# Archery Clubs



## bezog (Apr 29, 2015)

Hi all! I was wondering how I could find out about any local archery clubs. I am in Pleasant Grove and am excited to start practicing with my bow! Could anyone point me in the right direction?


----------



## middlefork (Nov 2, 2008)

UBA might have a list. I haven't been on their site in awhile.
Datus Archery has a list of all the shoots and who is sponsoring them. That gives a pretty good idea of the different clubs.
I think Timpanogas Archers are closest to you. Could be wrong though.


----------



## bow_dude (Aug 20, 2009)

Timp archers is just around the corner from you. They have a great outdoor range. They have a great upcoming outdoor 3-d shoot on the 16th of April.


----------



## Bhilly81 (Oct 18, 2009)

Where's timp archery at?? And how do I sign up. I also live in pleasant grove and would love to get out and do some shooting. I can only get 30 if I'm lucky at home. 

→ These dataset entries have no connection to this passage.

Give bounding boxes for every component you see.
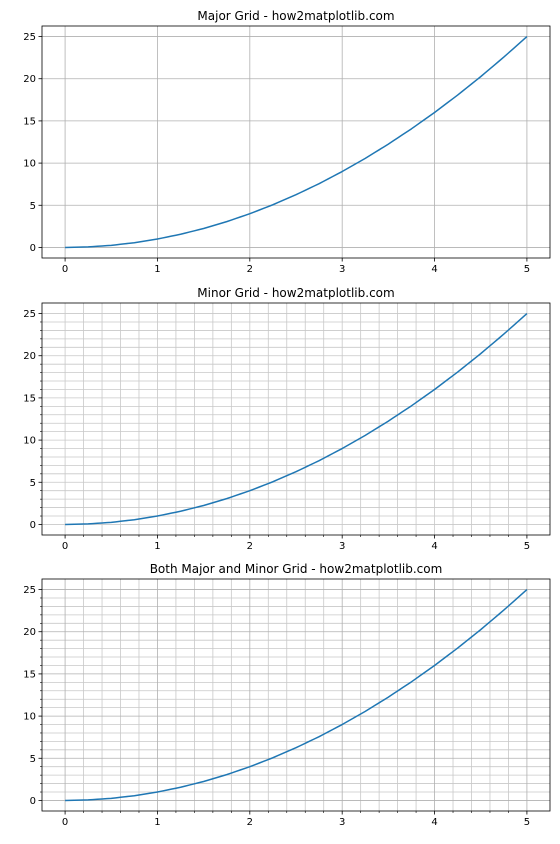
series-line-1 — [65, 35, 528, 249]
series-line-1 — [65, 312, 528, 526]
y-tick-label: 0 — [30, 520, 36, 531]
y-tick-label: 15 — [23, 393, 36, 404]
y-tick-label: 5 — [30, 201, 36, 212]
x-tick-label: 2 — [247, 264, 253, 275]
grid — [42, 579, 550, 811]
x-tick-label: 0 — [62, 817, 68, 828]
x-tick-label: 2 — [247, 541, 253, 552]
x-tick-label: 5 — [524, 264, 530, 275]
y-tick-label: 15 — [23, 116, 36, 127]
y-tick-label: 20 — [23, 351, 36, 362]
y-tick-label: 0 — [30, 796, 36, 807]
y-tick-label: 10 — [23, 159, 36, 170]
y-tick-label: 15 — [23, 669, 36, 680]
subplot-3: 0 1 2 3 4 5 0 5 10 15 20 25 Both Major and Minor Gri… — [23, 562, 551, 828]
y-tick-label: 5 — [30, 478, 36, 489]
grid — [42, 26, 550, 258]
x-tick-label: 3 — [339, 541, 345, 552]
y-tick-label: 25 — [23, 585, 36, 596]
subplot-title: Both Major and Minor Grid - how2matplotl… — [150, 562, 443, 576]
x-tick-label: 3 — [339, 264, 345, 275]
y-tick-label: 10 — [23, 712, 36, 723]
y-tick-label: 20 — [23, 627, 36, 638]
x-tick-label: 0 — [62, 264, 68, 275]
x-tick-label: 4 — [431, 817, 437, 828]
x-tick-label: 4 — [431, 541, 437, 552]
x-tick-label: 1 — [154, 264, 160, 275]
series-line-1 — [65, 588, 528, 802]
x-tick-label: 0 — [62, 541, 68, 552]
subplot-title: Minor Grid - how2matplotlib.com — [197, 286, 394, 300]
subplot-2: 0 1 2 3 4 5 0 5 10 15 20 25 Minor Grid - how2matplot… — [23, 286, 551, 552]
x-tick-label: 5 — [524, 817, 530, 828]
y-tick-label: 10 — [23, 436, 36, 447]
y-tick-label: 5 — [30, 754, 36, 765]
axes-frame — [41, 25, 551, 259]
y-tick-label: 0 — [30, 243, 36, 254]
x-tick-label: 4 — [431, 264, 437, 275]
x-tick-label: 2 — [247, 817, 253, 828]
x-tick-label: 3 — [339, 817, 345, 828]
axes-frame — [41, 302, 551, 536]
x-tick-label: 1 — [154, 817, 160, 828]
y-tick-label: 20 — [23, 74, 36, 85]
x-tick-label: 5 — [524, 541, 530, 552]
y-tick-label: 25 — [23, 309, 36, 320]
axes-frame — [41, 578, 551, 812]
x-tick-label: 1 — [154, 541, 160, 552]
subplot-title: Major Grid - how2matplotlib.com — [197, 9, 394, 23]
grid — [42, 303, 550, 535]
y-tick-label: 25 — [23, 32, 36, 43]
subplot-1: 0 1 2 3 4 5 0 5 10 15 20 25 Major Grid - how2matplot… — [23, 9, 551, 275]
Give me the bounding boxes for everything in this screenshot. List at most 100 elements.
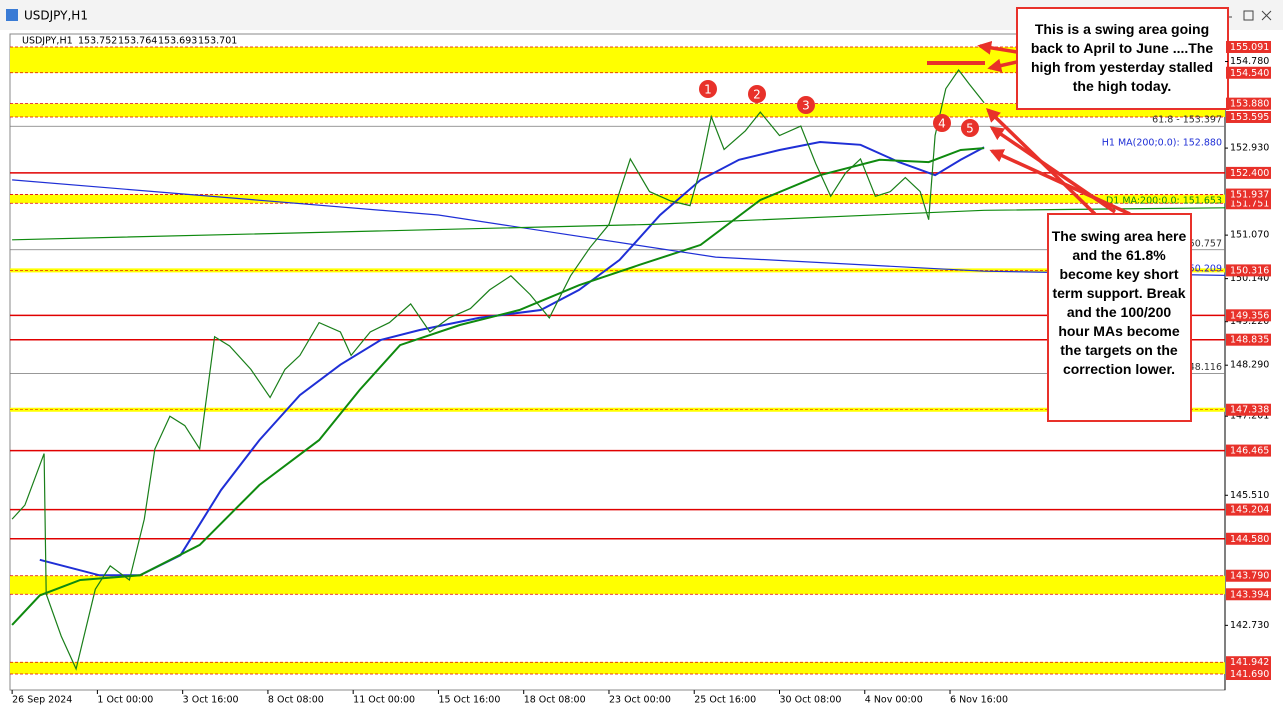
zone	[10, 575, 1225, 595]
swing-point-label: 5	[966, 122, 974, 136]
level-tag-label: 155.091	[1230, 42, 1269, 53]
level-tag-label: 144.580	[1230, 534, 1269, 545]
reference-label: 150.757	[1183, 238, 1222, 249]
window-title: USDJPY,H1	[24, 9, 88, 23]
level-tag-label: 154.540	[1230, 68, 1269, 79]
x-tick-label: 23 Oct 00:00	[609, 695, 671, 706]
level-tag-label: 152.400	[1230, 168, 1269, 179]
level-tag	[1226, 66, 1271, 79]
level-tag	[1226, 309, 1271, 322]
ma-label: H1 MA(200;0.0): 152.880	[1102, 138, 1222, 149]
swing-point	[933, 114, 951, 132]
reference-label: 148.116	[1183, 362, 1222, 373]
x-tick-label: 3 Oct 16:00	[183, 695, 239, 706]
level-tag	[1226, 668, 1271, 681]
y-tick-label: 145.510	[1230, 490, 1269, 501]
level-tag-label: 148.835	[1230, 335, 1269, 346]
annotations: 1 2 3 4 5 This is a swing area going back to A…	[699, 21, 1213, 377]
level-tag	[1226, 532, 1271, 545]
maximize-button[interactable]	[1243, 10, 1254, 21]
arrows	[977, 40, 1131, 216]
annotation-box	[1016, 7, 1229, 110]
swing-point	[797, 96, 815, 114]
level-tag	[1226, 264, 1271, 277]
level-tag-label: 153.595	[1230, 112, 1269, 123]
moving-average	[12, 207, 1226, 241]
arrow	[977, 40, 1018, 55]
level-tag	[1226, 588, 1271, 601]
level-tag	[1226, 403, 1271, 416]
ohlc-value: 153.693	[158, 36, 197, 47]
level-tag	[1226, 569, 1271, 582]
level-tag	[1226, 188, 1271, 201]
window-icon	[6, 9, 18, 21]
x-tick-label: 6 Nov 16:00	[950, 695, 1008, 706]
swing-point-label: 4	[938, 117, 946, 131]
annotation-box	[1047, 213, 1192, 422]
level-tag-label: 145.204	[1230, 505, 1269, 516]
swing-point	[961, 119, 979, 137]
level-tag-label: 143.394	[1230, 589, 1269, 600]
level-tag-label: 150.316	[1230, 265, 1269, 276]
level-tag	[1226, 97, 1271, 110]
y-tick-label: 151.070	[1230, 230, 1269, 241]
moving-average	[39, 140, 985, 577]
x-tick-label: 8 Oct 08:00	[268, 695, 324, 706]
swing-point-label: 3	[802, 99, 810, 113]
x-tick-label: 25 Oct 16:00	[694, 695, 756, 706]
ma-label: 150.209	[1183, 264, 1222, 275]
annotation-text: The swing area here and the 61.8% become k…	[1052, 228, 1187, 377]
level-tag-label: 141.942	[1230, 657, 1269, 668]
level-tag-label: 153.880	[1230, 99, 1269, 110]
level-tag-label: 147.338	[1230, 405, 1269, 416]
level-tag-label: 143.790	[1230, 571, 1269, 582]
level-tag	[1226, 503, 1271, 516]
level-tag-label: 151.751	[1230, 198, 1269, 209]
ohlc-value: 153.764	[118, 36, 157, 47]
level-tag	[1226, 444, 1271, 457]
x-tick-label: 18 Oct 08:00	[524, 695, 586, 706]
plot-layer: 61.8 - 153.397 150.757 148.116 H1 MA(200;0.…	[10, 46, 1226, 675]
price-line	[11, 68, 985, 671]
zone	[10, 662, 1225, 675]
level-tag	[1226, 333, 1271, 346]
swing-point	[699, 80, 717, 98]
ohlc-value: 153.752	[78, 36, 117, 47]
x-tick-label: 15 Oct 16:00	[438, 695, 500, 706]
x-tick-label: 30 Oct 08:00	[780, 695, 842, 706]
x-tick-label: 11 Oct 00:00	[353, 695, 415, 706]
reference-label: 61.8 - 153.397	[1152, 115, 1222, 126]
annotation-text: This is a swing area going back to April …	[1031, 21, 1213, 94]
level-tag-label: 149.356	[1230, 310, 1269, 321]
x-tick-label: 26 Sep 2024	[12, 695, 72, 706]
ohlc-values: 153.752 153.764 153.693 153.701	[78, 36, 237, 47]
level-tag	[1226, 656, 1271, 669]
x-tick-label: 4 Nov 00:00	[865, 695, 923, 706]
level-tag	[1226, 166, 1271, 179]
zone	[10, 103, 1225, 117]
level-tag-label: 151.937	[1230, 190, 1269, 201]
x-tick-label: 1 Oct 00:00	[97, 695, 153, 706]
swing-point-label: 2	[753, 88, 761, 102]
moving-average	[11, 147, 985, 626]
arrow	[989, 149, 1131, 216]
swing-point	[748, 85, 766, 103]
y-tick-label: 149.220	[1230, 316, 1269, 327]
level-tag	[1226, 40, 1271, 53]
level-tag-label: 146.465	[1230, 446, 1269, 457]
y-tick-label: 148.290	[1230, 360, 1269, 371]
ma-label: D1 MA:200:0.0: 151.653	[1106, 196, 1222, 207]
y-tick-label: 154.780	[1230, 56, 1269, 67]
ohlc-value: 153.701	[198, 36, 237, 47]
close-button[interactable]	[1261, 10, 1272, 21]
arrow	[987, 58, 1018, 73]
level-tag-label: 141.690	[1230, 669, 1269, 680]
symbol-label: USDJPY,H1	[22, 36, 73, 47]
y-tick-label: 147.201	[1230, 411, 1269, 422]
y-tick-label: 150.140	[1230, 273, 1269, 284]
level-tag	[1226, 110, 1271, 123]
y-tick-label: 152.930	[1230, 143, 1269, 154]
y-tick-label: 142.730	[1230, 620, 1269, 631]
swing-point-label: 1	[704, 83, 712, 97]
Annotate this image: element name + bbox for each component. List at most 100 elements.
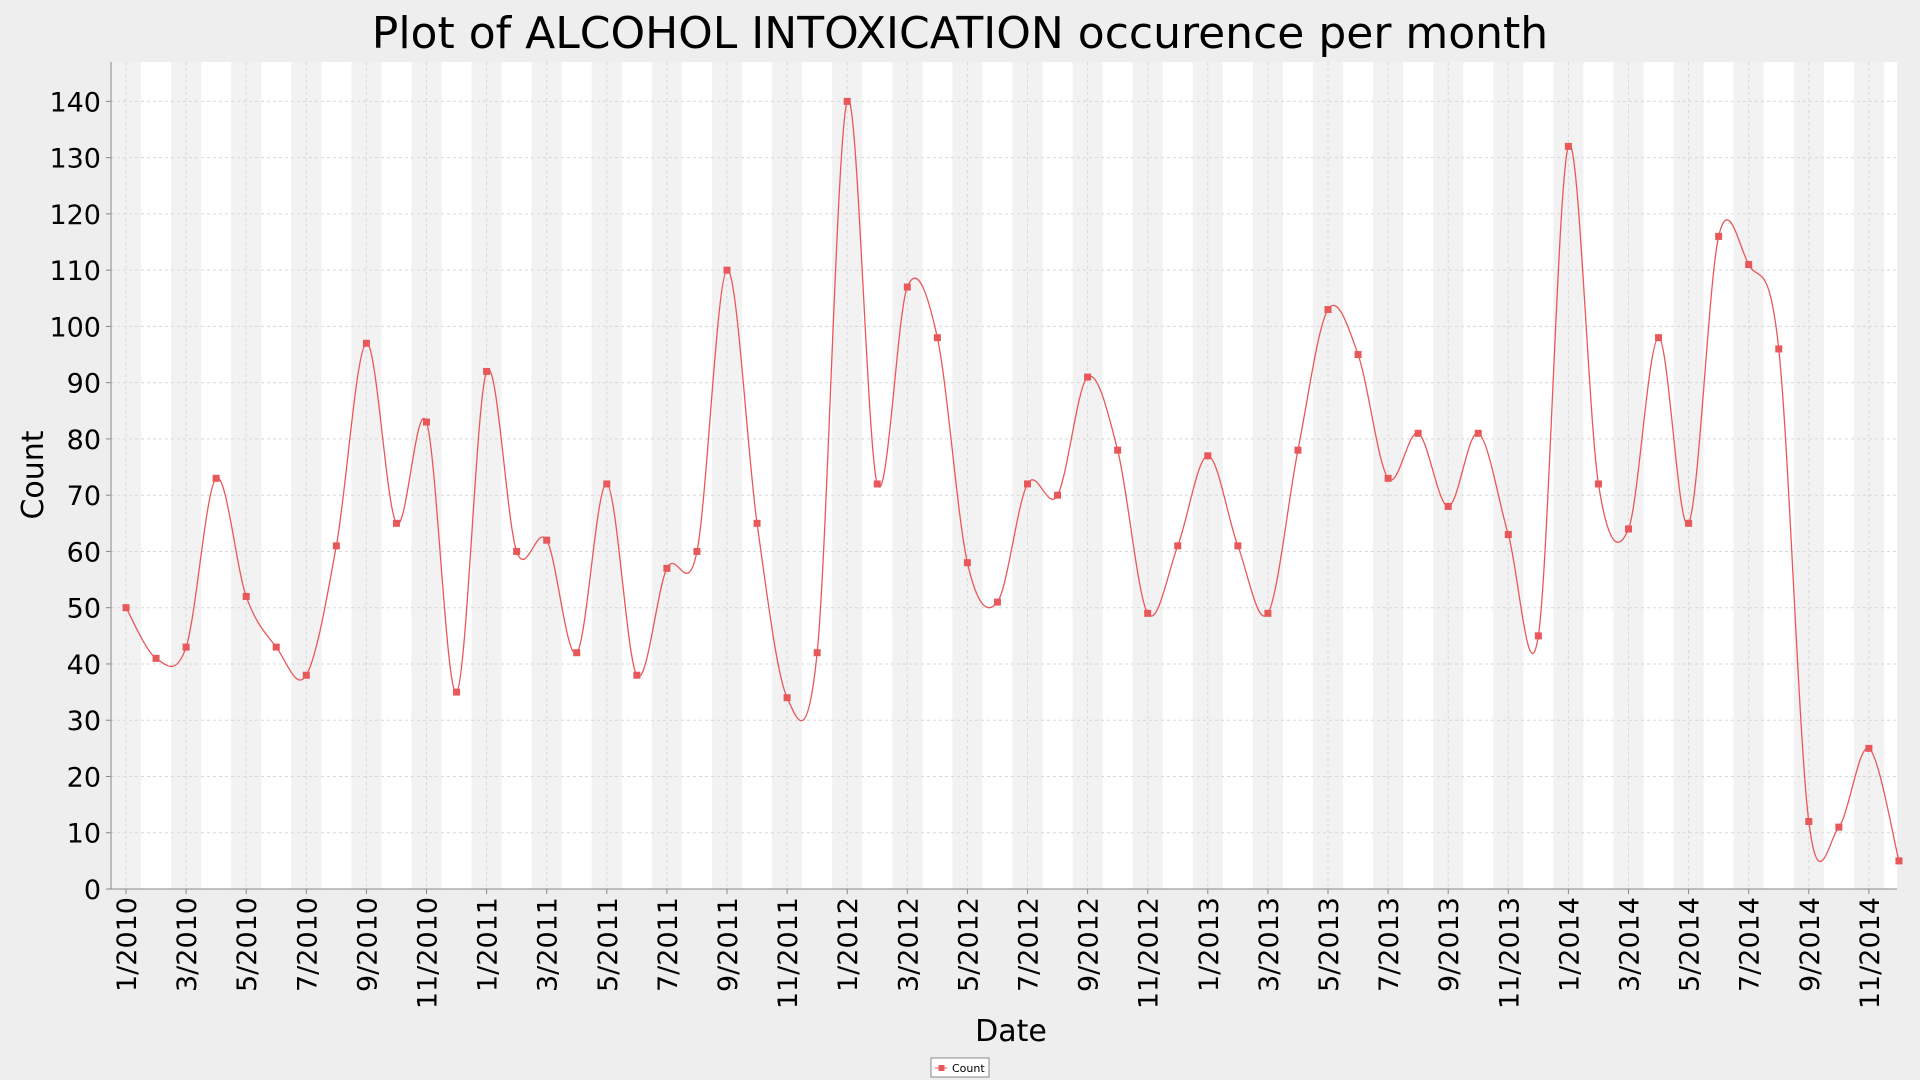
x-tick-label: 3/2010 <box>172 897 203 992</box>
x-tick-label: 3/2014 <box>1615 897 1646 992</box>
date-band <box>111 62 142 889</box>
x-tick-label: 7/2014 <box>1735 897 1766 992</box>
date-band <box>1012 62 1043 889</box>
chart-title: Plot of ALCOHOL INTOXICATION occurence p… <box>372 8 1548 59</box>
data-point <box>573 649 581 657</box>
legend-label: Count <box>952 1062 985 1075</box>
data-point <box>302 671 310 679</box>
data-point <box>453 688 461 696</box>
date-band <box>711 62 743 889</box>
data-point <box>753 519 761 527</box>
y-tick-label: 130 <box>49 144 101 175</box>
date-band <box>1433 62 1464 889</box>
x-tick-label: 3/2012 <box>893 897 924 992</box>
y-tick-label: 140 <box>49 87 101 118</box>
y-tick-label: 110 <box>49 256 101 287</box>
data-point <box>1174 542 1182 550</box>
plot-area <box>110 62 1897 890</box>
x-tick-label: 1/2010 <box>112 897 143 992</box>
date-band <box>892 62 923 889</box>
date-band <box>952 62 983 889</box>
data-point <box>182 643 190 651</box>
data-point <box>1354 351 1362 359</box>
y-tick-label: 30 <box>67 706 101 737</box>
legend-box <box>930 1057 990 1078</box>
data-point <box>423 418 430 426</box>
x-tick-label: 5/2013 <box>1314 897 1345 992</box>
data-point <box>122 604 130 612</box>
date-band <box>351 62 382 889</box>
data-point <box>1745 261 1753 269</box>
x-tick-label: 9/2011 <box>713 897 744 992</box>
data-point <box>1504 531 1512 539</box>
date-band <box>651 62 682 889</box>
data-point <box>873 480 881 488</box>
date-band <box>1493 62 1524 889</box>
data-point <box>1024 480 1031 488</box>
x-tick-label: 5/2011 <box>593 897 624 992</box>
data-point <box>513 547 521 555</box>
x-tick-label: 1/2014 <box>1554 897 1585 992</box>
data-point <box>1685 519 1693 527</box>
data-point <box>1084 373 1092 381</box>
data-point <box>1895 857 1903 865</box>
data-point <box>1715 232 1723 240</box>
date-band <box>1553 62 1584 889</box>
y-tick-label: 90 <box>67 369 101 400</box>
data-point <box>483 367 491 375</box>
data-point <box>783 694 791 702</box>
x-tick-label: 11/2010 <box>413 897 444 1009</box>
y-tick-label: 60 <box>67 537 101 568</box>
data-point <box>1594 480 1602 488</box>
y-tick-label: 70 <box>67 481 101 512</box>
plot-background <box>111 62 1897 889</box>
x-tick-label: 5/2014 <box>1675 897 1706 992</box>
data-point <box>1324 306 1332 314</box>
x-tick-label: 9/2013 <box>1434 897 1465 992</box>
x-tick-label: 1/2012 <box>833 897 864 992</box>
date-band <box>1072 62 1103 889</box>
data-point <box>1474 429 1482 437</box>
date-band <box>1793 62 1824 889</box>
data-point <box>963 559 971 567</box>
data-point <box>933 334 941 342</box>
x-tick-label: 9/2010 <box>352 897 383 992</box>
x-tick-label: 1/2013 <box>1194 897 1225 992</box>
data-point <box>1835 823 1843 831</box>
x-axis-title: Date <box>975 1014 1047 1049</box>
x-tick-label: 3/2013 <box>1254 897 1285 992</box>
y-tick-label: 10 <box>67 819 101 850</box>
date-band <box>1252 62 1283 889</box>
data-point <box>1775 345 1783 353</box>
data-point <box>152 654 160 662</box>
date-band <box>1132 62 1163 889</box>
date-band <box>1673 62 1704 889</box>
y-tick-label: 20 <box>67 762 101 793</box>
date-band <box>531 62 562 889</box>
data-point <box>1865 744 1873 752</box>
x-tick-label: 5/2012 <box>953 897 984 992</box>
data-point <box>242 592 250 600</box>
x-tick-label: 11/2012 <box>1134 897 1165 1009</box>
date-band <box>772 62 803 889</box>
x-tick-label: 7/2011 <box>653 897 684 992</box>
data-point <box>1384 474 1392 482</box>
x-axis: 1/2010 3/2010 5/2010 7/2010 9/2010 11/2010 1/2… <box>112 889 1886 1009</box>
series-layer <box>122 97 1903 865</box>
x-tick-label: 7/2013 <box>1374 897 1405 992</box>
data-point <box>813 649 821 657</box>
y-tick-label: 40 <box>67 650 101 681</box>
x-tick-label: 11/2013 <box>1494 897 1525 1009</box>
y-tick-label: 100 <box>49 312 101 343</box>
date-band <box>471 62 502 889</box>
date-band <box>1733 62 1764 889</box>
data-point <box>543 536 551 544</box>
series-line <box>125 99 1900 863</box>
data-point <box>633 671 641 679</box>
y-tick-label: 50 <box>67 594 101 625</box>
data-point <box>1444 502 1452 510</box>
data-point <box>1564 142 1572 150</box>
y-tick-label: 120 <box>49 200 101 231</box>
y-tick-label: 0 <box>84 875 101 906</box>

Sent from my iPhone using Tapatalk


----------



## middlefork (Nov 2, 2008)

http://www.timparchers.com/about-us/
The range is near the mouth of Provo Canyon.


----------



## nateysmith (May 13, 2013)

Bdub, I am also in Pleasant Grove. I don't shoot at a club, but I have a buddy with a farm that let's me shoot over at his place. We can get out to 120yds.


----------



## alpinebowman (Sep 24, 2007)

Here is the UBA page for you. 
http://www.utahbowmen.org/UBA-affiliates


----------



## alpinebowman (Sep 24, 2007)

Timp is a great range for sure. If you want to check it out the field league just started and is open to the public. They shoot Thursday nights and the gate usually opens at 5:00.


----------